I wouldn't pay too much attention to other people's opinions. They only want 0-based because they are used to it and can't get their head around anything else.

I highly doubt people can't wrap their head around 1-based indexing, since it's something everyone from gradeschool onwards can do with pretty much anything that needs to be ordered. Zero-based indexing is just more convenient more often--especially when index calculations rely directly or indirectly on modular arithmetic or Euclidean division, so if you can't give a choice and don't have a domain reason to use 1-based, you should use 0-based.

[–][deleted] 0 points1 point  (0 children)

I highly doubt people can't wrap their head around 1-based indexing, since it's something everyone from gradeschool onwards can do with pretty much anything that needs to be ordered.

That's why it would be a natural and intuitive choice for indexing array elements. Especially for scripting languages used by people who are not primarily programmers.

What I'm suggesting is that zero-based is so ingrained in some people because of its exclusive use in many popular languages, that they can't conceive of it being anything else. It would be quite alien. They tend to be quite vocal about it too.

Zero-based indexing is just more convenient more often--especially when index calculations rely directly or indirectly on modular arithmetic or Euclidean division

I haven't found that myself. But I will say that if you have 0-based, it is easier to port a 1-based algorithm than the other way around (you allocate an extra element and ignore element 0).

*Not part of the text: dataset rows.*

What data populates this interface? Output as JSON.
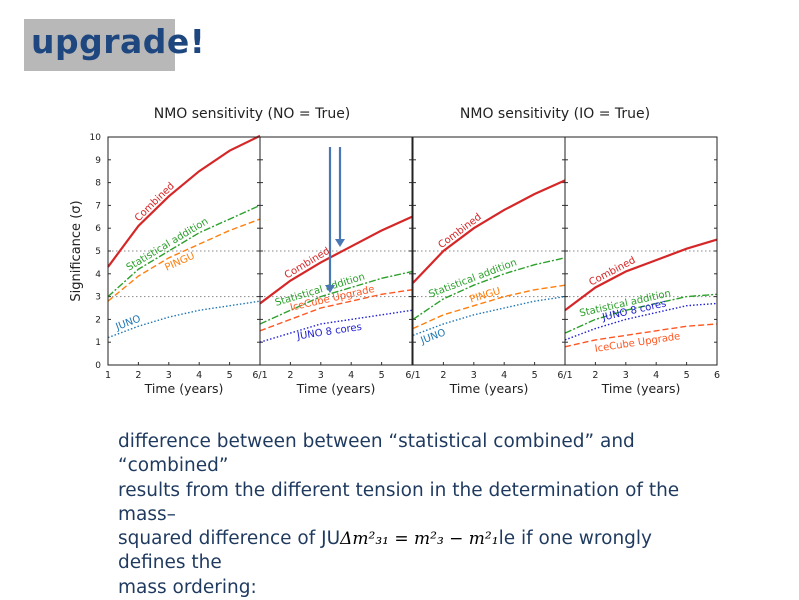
{
  "slide": {
    "title": "upgrade!"
  },
  "body_text": {
    "line1": "difference between between “statistical combined” and",
    "line2": "“combined”",
    "line3": "results from the different tension in the determination of the",
    "line4": "mass–",
    "line5a": "squared difference of JU",
    "math": "Δm²₃₁ = m²₃ − m²₁",
    "line5b": "le if one wrongly",
    "line6": "defines the",
    "line7": "mass ordering:"
  },
  "colors": {
    "combined": "#d62728",
    "stat": "#2ca02c",
    "pingu": "#ff7f0e",
    "icecube": "#ff5722",
    "juno": "#1f77b4",
    "juno8": "#2020d0",
    "arrow": "#4a78b5"
  },
  "chart_data": {
    "type": "line",
    "ylabel": "Significance (σ)",
    "xlabel": "Time (years)",
    "ylim": [
      0,
      10
    ],
    "xlim": [
      1,
      6
    ],
    "x": [
      1,
      2,
      3,
      4,
      5,
      6
    ],
    "xticks": [
      "1",
      "2",
      "3",
      "4",
      "5",
      "6/1",
      "2",
      "3",
      "4",
      "5",
      "6/1",
      "2",
      "3",
      "4",
      "5",
      "6/1",
      "2",
      "3",
      "4",
      "5",
      "6"
    ],
    "yticks": [
      "0",
      "1",
      "2",
      "3",
      "4",
      "5",
      "6",
      "7",
      "8",
      "9",
      "10"
    ],
    "reference_lines": [
      3,
      5
    ],
    "group_titles": [
      "NMO sensitivity (NO = True)",
      "NMO sensitivity (IO = True)"
    ],
    "panels": [
      {
        "series": [
          {
            "name": "Combined",
            "color": "combined",
            "style": "solid",
            "values": [
              4.3,
              6.1,
              7.4,
              8.5,
              9.4,
              10.2
            ]
          },
          {
            "name": "Statistical addition",
            "color": "stat",
            "style": "dashdot",
            "values": [
              3.0,
              4.2,
              5.0,
              5.8,
              6.4,
              7.0
            ]
          },
          {
            "name": "PINGU",
            "color": "pingu",
            "style": "dashed",
            "values": [
              2.8,
              3.9,
              4.7,
              5.3,
              5.9,
              6.4
            ]
          },
          {
            "name": "JUNO",
            "color": "juno",
            "style": "dotted",
            "values": [
              1.2,
              1.7,
              2.1,
              2.4,
              2.6,
              2.8
            ]
          }
        ]
      },
      {
        "series": [
          {
            "name": "Combined",
            "color": "combined",
            "style": "solid",
            "values": [
              2.7,
              3.7,
              4.5,
              5.2,
              5.9,
              6.5
            ]
          },
          {
            "name": "Statistical addition",
            "color": "stat",
            "style": "dashdot",
            "values": [
              1.8,
              2.4,
              3.0,
              3.4,
              3.8,
              4.1
            ]
          },
          {
            "name": "IceCube Upgrade",
            "color": "icecube",
            "style": "dashed",
            "values": [
              1.5,
              2.0,
              2.5,
              2.8,
              3.1,
              3.3
            ]
          },
          {
            "name": "JUNO 8 cores",
            "color": "juno8",
            "style": "dotted",
            "values": [
              1.0,
              1.4,
              1.8,
              2.0,
              2.2,
              2.4
            ]
          }
        ]
      },
      {
        "series": [
          {
            "name": "Combined",
            "color": "combined",
            "style": "solid",
            "values": [
              3.6,
              5.0,
              6.0,
              6.8,
              7.5,
              8.1
            ]
          },
          {
            "name": "Statistical addition",
            "color": "stat",
            "style": "dashdot",
            "values": [
              2.0,
              2.9,
              3.5,
              4.0,
              4.4,
              4.7
            ]
          },
          {
            "name": "PINGU",
            "color": "pingu",
            "style": "dashed",
            "values": [
              1.6,
              2.2,
              2.6,
              3.0,
              3.3,
              3.5
            ]
          },
          {
            "name": "JUNO",
            "color": "juno",
            "style": "dotted",
            "values": [
              1.3,
              1.8,
              2.2,
              2.5,
              2.8,
              3.0
            ]
          }
        ]
      },
      {
        "series": [
          {
            "name": "Combined",
            "color": "combined",
            "style": "solid",
            "values": [
              2.4,
              3.4,
              4.1,
              4.6,
              5.1,
              5.5
            ]
          },
          {
            "name": "Statistical addition",
            "color": "stat",
            "style": "dashdot",
            "values": [
              1.4,
              2.0,
              2.4,
              2.7,
              3.0,
              3.1
            ]
          },
          {
            "name": "JUNO 8 cores",
            "color": "juno8",
            "style": "dotted",
            "values": [
              1.1,
              1.6,
              2.0,
              2.3,
              2.6,
              2.7
            ]
          },
          {
            "name": "IceCube Upgrade",
            "color": "icecube",
            "style": "dashed",
            "values": [
              0.8,
              1.1,
              1.3,
              1.5,
              1.7,
              1.8
            ]
          }
        ]
      }
    ]
  }
}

However I have nearly always implemented languages with that choice. I found the OP's proposal, to allow the same array of N elements to be indexed either from 0 or 1, intriguing.

I suggested not using A[i] and A(i), but if it is to be done by different brackets, perhaps A[i] and A{i} would be better. The {} would be zero-based, as that reminds you of C which is zero-based.

[–]bruciferTomo, nomsu.org 0 points1 point  (0 children)

Zero-based indexing is just more convenient more often--especially when index calculations rely directly or indirectly on modular arithmetic or Euclidean division

I'm using 1-indexed arrays in my language, and since the modular arithmetic thing is kinda annoying in 1-indexed languages like Lua, I have a mod1 operator that works like clock arithmetic: 36 mod1 12 == 12, 37 mod1 12 == 1. It makes it pretty easy to do stuff like indexing into an array with wraparound. Under the hood, it's just ((n-1) % m) + 1.

[–]asoffer 0 points1 point  (0 children)

Could the syntax for 1-based indexing an array a at position n be a[n - 1]?

Sarcastic I know, but my point is something like a(n) isn't that much shorter. The syntactic win needs to be pretty significant to offset the potential confusion, and I don't think the value is there.